Nuova stretta alle libertà dei cittadini in Turchia. Erdogan vuole controllare i social media
Nuova stretta alle libertà dei cittadini in Turchia. Il parlamento ha infatti approvato una controversa legge che consentirà al governo un maggiore controllo sui social media. Colossi come Facebook, Twitter e Youtube d’ora in avanti dovranno avere un referente locale che vigilerà sui contenuti e ne deciderà l’eventuale rimozione in base alle norme vigenti in Turchia. La legge è stata proposta dal partito del presidente Recep Tayyip Erdogan, Akp e dal suo alleato, il nazionalista Mhp, che hanno la maggioranza.
La nuova legge prevede tra l’altro, che i server che contengono dati di utenti turchi siano conservati in Turchia. I gruppi per i diritti umani temono che il provvedimento dia un ulteriore colpo alla libertà di espressione con migliaia di persone già sotto accusa per “aver insultato il presidente Erdogan sui social.
L’ulteriore timore è che un maggiore controllo di Ankara sui grandi network come Facebook e Twitter possa impedire l’accesso ad un’informazione indipendente o critica in un Paese in cui i principali media sono nelle mani dello Stato o di imprenditori vicini al governo.
Ira delle associazioni per i diritti umani.

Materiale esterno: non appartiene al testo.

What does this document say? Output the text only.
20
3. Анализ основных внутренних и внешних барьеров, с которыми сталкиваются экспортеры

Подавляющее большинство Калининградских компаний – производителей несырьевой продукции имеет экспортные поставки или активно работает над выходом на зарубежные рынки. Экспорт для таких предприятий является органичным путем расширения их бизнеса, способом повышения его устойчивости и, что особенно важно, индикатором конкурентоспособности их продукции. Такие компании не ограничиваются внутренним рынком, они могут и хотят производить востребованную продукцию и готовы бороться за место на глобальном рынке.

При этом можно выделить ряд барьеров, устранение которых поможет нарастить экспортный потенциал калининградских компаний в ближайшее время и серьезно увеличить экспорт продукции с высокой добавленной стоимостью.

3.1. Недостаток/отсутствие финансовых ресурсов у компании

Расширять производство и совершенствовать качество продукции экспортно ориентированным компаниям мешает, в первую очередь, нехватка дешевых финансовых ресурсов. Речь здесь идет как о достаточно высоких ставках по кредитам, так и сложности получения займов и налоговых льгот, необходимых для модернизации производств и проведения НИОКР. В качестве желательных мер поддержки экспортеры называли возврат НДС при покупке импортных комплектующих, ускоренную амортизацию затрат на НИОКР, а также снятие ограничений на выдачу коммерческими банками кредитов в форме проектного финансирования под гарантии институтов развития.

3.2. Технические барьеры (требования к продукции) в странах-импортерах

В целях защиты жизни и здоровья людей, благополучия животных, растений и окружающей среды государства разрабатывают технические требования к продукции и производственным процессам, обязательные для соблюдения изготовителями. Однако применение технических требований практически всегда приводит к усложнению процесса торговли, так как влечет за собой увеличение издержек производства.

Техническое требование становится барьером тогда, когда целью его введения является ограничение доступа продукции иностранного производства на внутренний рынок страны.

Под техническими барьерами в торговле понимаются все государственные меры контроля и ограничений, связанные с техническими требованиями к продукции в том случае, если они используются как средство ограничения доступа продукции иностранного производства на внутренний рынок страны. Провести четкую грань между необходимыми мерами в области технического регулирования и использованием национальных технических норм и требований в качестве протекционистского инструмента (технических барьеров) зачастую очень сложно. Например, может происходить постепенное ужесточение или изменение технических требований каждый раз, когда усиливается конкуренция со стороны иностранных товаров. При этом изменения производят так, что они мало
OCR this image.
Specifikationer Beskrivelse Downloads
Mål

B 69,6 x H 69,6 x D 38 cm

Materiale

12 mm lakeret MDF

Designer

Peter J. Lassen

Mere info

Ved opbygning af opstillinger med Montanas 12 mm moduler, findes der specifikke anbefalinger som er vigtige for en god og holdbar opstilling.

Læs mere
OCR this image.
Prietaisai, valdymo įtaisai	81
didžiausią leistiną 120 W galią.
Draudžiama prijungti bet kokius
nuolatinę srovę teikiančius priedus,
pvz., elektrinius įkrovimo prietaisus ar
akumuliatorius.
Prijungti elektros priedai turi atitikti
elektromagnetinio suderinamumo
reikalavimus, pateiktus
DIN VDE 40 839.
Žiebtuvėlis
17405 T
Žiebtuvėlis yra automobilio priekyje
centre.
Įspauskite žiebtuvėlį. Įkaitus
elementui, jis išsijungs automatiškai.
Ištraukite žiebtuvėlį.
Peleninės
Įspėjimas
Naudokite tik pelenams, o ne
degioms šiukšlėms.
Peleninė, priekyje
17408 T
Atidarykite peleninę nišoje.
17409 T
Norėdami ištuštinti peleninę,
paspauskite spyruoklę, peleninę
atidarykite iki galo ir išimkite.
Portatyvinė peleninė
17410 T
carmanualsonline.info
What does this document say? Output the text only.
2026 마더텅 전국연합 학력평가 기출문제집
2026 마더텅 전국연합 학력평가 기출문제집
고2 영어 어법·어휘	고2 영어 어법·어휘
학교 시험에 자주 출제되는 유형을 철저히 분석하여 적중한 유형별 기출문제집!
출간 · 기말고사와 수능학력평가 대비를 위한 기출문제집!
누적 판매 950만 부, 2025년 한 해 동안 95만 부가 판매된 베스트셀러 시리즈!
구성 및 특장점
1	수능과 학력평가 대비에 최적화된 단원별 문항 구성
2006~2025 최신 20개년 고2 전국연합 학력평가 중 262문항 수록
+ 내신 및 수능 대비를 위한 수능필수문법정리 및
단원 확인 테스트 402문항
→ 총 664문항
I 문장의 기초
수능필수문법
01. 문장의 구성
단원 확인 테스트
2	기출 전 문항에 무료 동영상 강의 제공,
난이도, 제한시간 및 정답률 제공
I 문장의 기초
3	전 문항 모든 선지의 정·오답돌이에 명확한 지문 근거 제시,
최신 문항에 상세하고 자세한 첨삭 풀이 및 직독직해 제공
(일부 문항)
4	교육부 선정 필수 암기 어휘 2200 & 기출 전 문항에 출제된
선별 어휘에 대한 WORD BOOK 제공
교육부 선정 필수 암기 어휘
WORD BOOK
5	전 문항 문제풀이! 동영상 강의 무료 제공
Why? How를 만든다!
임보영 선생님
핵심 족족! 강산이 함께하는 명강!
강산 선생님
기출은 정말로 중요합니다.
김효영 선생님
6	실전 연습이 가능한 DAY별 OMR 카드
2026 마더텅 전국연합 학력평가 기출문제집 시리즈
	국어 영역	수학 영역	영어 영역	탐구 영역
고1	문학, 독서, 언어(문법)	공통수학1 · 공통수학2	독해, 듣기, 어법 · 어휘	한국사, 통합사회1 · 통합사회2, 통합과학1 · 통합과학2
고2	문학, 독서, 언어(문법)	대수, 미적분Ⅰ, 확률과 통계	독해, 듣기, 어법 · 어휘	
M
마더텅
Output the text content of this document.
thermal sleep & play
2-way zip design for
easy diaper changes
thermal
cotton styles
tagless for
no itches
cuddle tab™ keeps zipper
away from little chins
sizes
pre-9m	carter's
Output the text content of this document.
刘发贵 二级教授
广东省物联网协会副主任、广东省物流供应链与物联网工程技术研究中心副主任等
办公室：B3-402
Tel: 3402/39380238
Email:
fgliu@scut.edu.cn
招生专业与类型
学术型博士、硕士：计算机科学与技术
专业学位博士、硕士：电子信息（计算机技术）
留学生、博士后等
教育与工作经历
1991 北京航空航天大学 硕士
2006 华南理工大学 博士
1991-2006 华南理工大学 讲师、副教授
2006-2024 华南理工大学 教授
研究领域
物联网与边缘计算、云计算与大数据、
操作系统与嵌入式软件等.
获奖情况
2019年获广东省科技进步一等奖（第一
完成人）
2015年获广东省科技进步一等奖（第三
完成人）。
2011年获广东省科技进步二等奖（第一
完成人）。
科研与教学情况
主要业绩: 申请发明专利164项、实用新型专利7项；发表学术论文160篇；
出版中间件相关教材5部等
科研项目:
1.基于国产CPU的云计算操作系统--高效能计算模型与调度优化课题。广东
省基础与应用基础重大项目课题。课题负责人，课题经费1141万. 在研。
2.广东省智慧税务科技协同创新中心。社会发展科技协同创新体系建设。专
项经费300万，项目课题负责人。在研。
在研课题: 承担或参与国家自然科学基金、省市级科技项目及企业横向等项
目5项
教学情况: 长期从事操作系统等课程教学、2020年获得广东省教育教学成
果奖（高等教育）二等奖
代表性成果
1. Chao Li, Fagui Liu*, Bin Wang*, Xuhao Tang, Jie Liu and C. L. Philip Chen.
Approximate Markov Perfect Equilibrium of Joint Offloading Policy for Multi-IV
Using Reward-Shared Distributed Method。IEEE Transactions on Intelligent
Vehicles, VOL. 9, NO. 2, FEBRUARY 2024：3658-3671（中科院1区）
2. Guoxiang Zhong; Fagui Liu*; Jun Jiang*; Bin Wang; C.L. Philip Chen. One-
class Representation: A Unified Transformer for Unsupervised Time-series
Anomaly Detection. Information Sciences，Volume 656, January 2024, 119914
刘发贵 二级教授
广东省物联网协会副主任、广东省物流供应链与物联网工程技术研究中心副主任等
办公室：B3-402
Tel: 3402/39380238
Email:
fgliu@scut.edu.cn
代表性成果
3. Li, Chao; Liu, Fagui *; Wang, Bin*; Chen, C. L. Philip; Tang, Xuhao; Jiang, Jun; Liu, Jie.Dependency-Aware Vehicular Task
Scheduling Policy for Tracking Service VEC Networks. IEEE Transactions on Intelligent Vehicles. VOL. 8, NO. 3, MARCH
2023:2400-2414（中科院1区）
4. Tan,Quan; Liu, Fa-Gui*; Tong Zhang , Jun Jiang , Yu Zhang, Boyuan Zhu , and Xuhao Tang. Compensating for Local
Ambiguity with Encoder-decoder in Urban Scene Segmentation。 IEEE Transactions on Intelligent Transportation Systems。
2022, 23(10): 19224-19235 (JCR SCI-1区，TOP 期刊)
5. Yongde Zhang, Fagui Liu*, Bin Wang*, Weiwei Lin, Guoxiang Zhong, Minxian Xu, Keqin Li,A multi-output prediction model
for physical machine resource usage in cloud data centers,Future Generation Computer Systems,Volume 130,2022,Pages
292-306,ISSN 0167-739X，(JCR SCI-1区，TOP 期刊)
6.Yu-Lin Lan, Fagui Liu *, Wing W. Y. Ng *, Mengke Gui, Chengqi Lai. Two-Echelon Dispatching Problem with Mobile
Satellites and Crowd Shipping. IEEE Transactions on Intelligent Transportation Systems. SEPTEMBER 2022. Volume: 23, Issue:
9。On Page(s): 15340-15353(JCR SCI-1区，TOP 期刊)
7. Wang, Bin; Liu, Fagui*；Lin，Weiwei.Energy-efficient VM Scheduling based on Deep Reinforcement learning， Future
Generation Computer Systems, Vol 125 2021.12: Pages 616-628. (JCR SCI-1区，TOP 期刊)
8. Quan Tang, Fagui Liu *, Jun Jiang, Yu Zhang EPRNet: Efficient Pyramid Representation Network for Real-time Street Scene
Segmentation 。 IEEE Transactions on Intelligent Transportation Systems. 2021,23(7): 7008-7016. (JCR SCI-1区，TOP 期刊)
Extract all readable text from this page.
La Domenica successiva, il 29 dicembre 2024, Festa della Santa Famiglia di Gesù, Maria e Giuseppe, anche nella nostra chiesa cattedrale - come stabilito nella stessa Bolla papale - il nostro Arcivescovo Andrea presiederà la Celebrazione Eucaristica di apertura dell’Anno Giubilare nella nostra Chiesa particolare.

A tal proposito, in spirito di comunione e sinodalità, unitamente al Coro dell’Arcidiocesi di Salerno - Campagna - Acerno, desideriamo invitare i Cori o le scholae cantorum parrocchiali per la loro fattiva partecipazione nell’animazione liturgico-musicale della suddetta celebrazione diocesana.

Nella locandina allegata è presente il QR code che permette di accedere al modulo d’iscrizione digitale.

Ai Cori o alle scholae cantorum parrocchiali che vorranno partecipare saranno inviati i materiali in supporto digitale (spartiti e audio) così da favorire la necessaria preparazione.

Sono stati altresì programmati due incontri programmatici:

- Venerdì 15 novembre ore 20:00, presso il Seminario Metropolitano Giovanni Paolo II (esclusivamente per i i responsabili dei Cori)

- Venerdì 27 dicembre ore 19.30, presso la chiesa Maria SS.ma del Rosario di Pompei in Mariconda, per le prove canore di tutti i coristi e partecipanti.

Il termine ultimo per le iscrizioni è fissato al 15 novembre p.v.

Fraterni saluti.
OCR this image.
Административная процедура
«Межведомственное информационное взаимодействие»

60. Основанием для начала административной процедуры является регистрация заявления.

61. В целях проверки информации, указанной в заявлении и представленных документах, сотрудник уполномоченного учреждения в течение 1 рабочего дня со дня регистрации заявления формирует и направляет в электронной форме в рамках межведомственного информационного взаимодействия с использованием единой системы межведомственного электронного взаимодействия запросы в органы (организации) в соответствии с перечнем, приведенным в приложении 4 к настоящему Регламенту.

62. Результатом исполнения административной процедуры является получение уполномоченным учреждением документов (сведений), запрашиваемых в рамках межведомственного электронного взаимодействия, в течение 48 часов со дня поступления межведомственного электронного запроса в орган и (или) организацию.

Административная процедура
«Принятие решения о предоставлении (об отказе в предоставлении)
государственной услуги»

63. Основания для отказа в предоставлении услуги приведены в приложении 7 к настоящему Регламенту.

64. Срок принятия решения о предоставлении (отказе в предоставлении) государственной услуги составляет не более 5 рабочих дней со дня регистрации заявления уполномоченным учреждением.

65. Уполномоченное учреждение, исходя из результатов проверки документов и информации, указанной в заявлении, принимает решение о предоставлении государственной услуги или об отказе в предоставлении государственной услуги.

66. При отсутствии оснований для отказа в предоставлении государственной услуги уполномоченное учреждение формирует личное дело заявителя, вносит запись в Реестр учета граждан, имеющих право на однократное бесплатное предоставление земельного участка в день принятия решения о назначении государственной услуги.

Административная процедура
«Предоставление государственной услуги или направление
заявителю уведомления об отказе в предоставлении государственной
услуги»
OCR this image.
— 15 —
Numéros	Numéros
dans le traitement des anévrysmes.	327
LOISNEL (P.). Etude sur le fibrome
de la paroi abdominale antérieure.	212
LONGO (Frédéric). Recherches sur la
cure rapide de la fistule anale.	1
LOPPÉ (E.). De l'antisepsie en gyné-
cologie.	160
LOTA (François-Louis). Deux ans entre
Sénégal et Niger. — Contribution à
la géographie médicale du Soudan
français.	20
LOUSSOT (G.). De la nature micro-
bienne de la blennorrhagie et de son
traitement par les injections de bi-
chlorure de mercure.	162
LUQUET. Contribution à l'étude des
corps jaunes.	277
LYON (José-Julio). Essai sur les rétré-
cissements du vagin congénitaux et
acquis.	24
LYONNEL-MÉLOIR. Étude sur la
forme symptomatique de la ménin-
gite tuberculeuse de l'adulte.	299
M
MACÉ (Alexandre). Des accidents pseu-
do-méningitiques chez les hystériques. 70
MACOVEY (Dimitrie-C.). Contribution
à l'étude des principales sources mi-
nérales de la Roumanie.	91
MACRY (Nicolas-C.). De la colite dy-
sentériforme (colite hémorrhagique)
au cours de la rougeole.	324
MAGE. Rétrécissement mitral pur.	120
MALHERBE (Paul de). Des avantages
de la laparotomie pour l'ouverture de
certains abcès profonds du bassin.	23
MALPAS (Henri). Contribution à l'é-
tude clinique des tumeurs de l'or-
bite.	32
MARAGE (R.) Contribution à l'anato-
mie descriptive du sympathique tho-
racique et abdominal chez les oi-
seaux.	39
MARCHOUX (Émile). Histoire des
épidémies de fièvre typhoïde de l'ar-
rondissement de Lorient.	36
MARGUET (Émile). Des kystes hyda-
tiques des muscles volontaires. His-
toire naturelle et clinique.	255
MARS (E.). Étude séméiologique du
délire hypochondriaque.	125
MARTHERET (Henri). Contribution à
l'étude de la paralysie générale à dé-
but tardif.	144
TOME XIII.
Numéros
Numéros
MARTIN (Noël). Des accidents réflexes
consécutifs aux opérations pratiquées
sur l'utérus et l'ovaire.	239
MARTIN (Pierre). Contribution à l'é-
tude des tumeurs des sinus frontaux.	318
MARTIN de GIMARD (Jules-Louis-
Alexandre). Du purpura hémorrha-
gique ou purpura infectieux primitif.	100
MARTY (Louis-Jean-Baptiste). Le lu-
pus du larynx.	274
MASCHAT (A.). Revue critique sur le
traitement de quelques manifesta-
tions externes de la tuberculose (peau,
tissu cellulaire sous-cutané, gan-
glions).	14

Per Human Rights Watch la nuova legge è l’espressione di “un nuovo Medio Evo della censura online”.”I social media – ha sottolineato l’ong – hanno un’importanza cruciale per molte persone che li usano per informarsi. Questa legge annuncia un oscuro periodo di censura online”.
Per Amnesty International: la nuova legge turca sui social media “rafforzerà le capacità del governo di censurare i contenuti e perseguire gli internauti”. “È una chiara violazione del diritto alla libertà di espressione online”, sostiene Andrew Gardner, ricercatore dell’ong sulla Turchia. “È l’ultimo e forse il più sfrontato attacco alla libera espressione in Turchia. I giornalisti passano già anni dietro le sbarre per le loro notizie critiche e gli utenti dei social media devono autocensurarsi nel timore di offendere le autorità”, prosegue Amnesty, secondo cui la norma “viola i diritti umani e gli standard internazionali”.